The rains have been supportive of the agricultural sector. The past three seasons have seen large harvests, which boosted domestic food supplies and agricultural export earnings.
With the 2021/2022 summer crop harvest underway across the country, some have begun to ask what the 2022/2023 production season, which starts in October, may look like. In its recently released Seasonal Climate Watch report, the SA Weather Service provides an optimistic outlook. The weather agency notes that “the El Niño-Southern Oscillation is now in a La Niña state, and forecasts indicate that it will likely remain in this state during the coming seasons”.
If this materialises it would mean SA will be in its fourth consecutive La Niña season, bringing higher-than-normal rainfall. This would be an unusual occurrence. The only period in the recent past that had three or more successive years of conducive weather conditions and the accompanying large crop harvests was between 2007 and 2010.

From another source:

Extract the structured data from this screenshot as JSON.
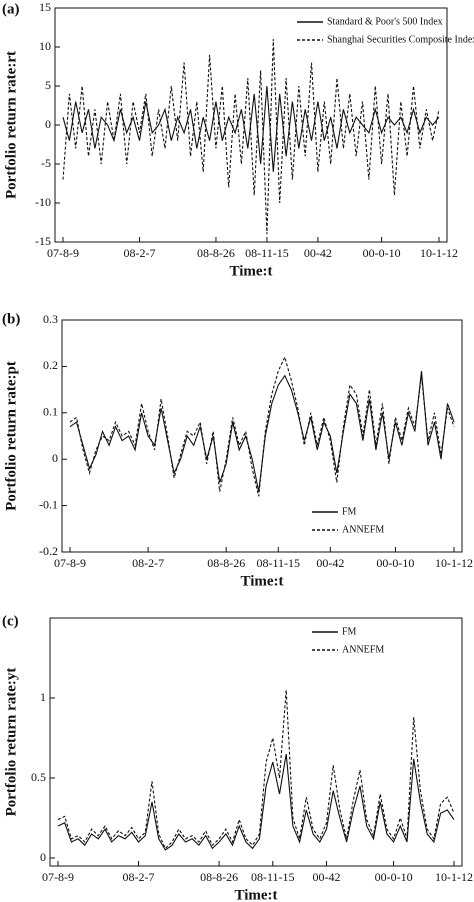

With rising input costs and deterioration of the domestic network industries, the weather is a major risk SA farmers and agribusinesses monitor closely. If we receive another La Niña season, with less damaging rains than we experienced in the 2021/2022 production seasons, the risk factors that farmers face in 2022/2023 season would have been slightly reduced.
The indications thus far from the farmers we have interacted with are that they are likely to stay on the job and boost plantings despite rising input costs such as fuel, fertiliser and agrichemicals putting strain on the sector. A stronger indication of whether this story stands will be the release of farmers’ intentions to plant data in end-October.
The favourable rains of recent seasons have not only benefited grain and oilseed farmers but have been supportive of the horticulture and livestock subsectors. For horticulture, while yields have been reasonably large over the past few seasons, the price gains were not as large as in the grains and oilseeds industry. SA’s exposure to Russia and Ukraine — through about 7% of overall citrus exports and 12% of apples and pears — has dampened the export outlook this year, and will thus have implications for profitability.
The same cautious view holds for the livestock industry. Foot-and-mouth disease has led to a temporary ban on imports of SA livestock products by various countries, thus negatively affecting the profitability of businesses in this subsector while input costs, maize and soybeans are at higher levels. The expected favourable summer rains in the 2022/2023 season will help improve pastures and thus slightly reduce the reliance on increasingly expensive grains feed for livestock.
SA’s agriculture faces numerous challenges, but the weather conditions continue to contribute positively to the growth of the sector. These optimistic preliminary projections for weather conditions are an important signal for a strong harvest, particularly for farmers who may have to incur debt for input purchases in the 2023 season, as fertilisers and agrichemical prices have more than doubled from 2019 levels. This also means global grains prices, and indeed those paid in SA, could remain elevated for some time.
While a La Niña season ordinarily brings rains in the Southern Africa region, South America tends to experience dryness. If this holds in the 2022/2023 season, the global grains and oilseeds stock levels might not recover much, and with ongoing geopolitical tensions, an environment of higher prices could persist. Such conditions should be an additional incentive to take risks and plant in the 2022/2023 season.
More will unfold in the coming months, but we remain optimistic about plantings.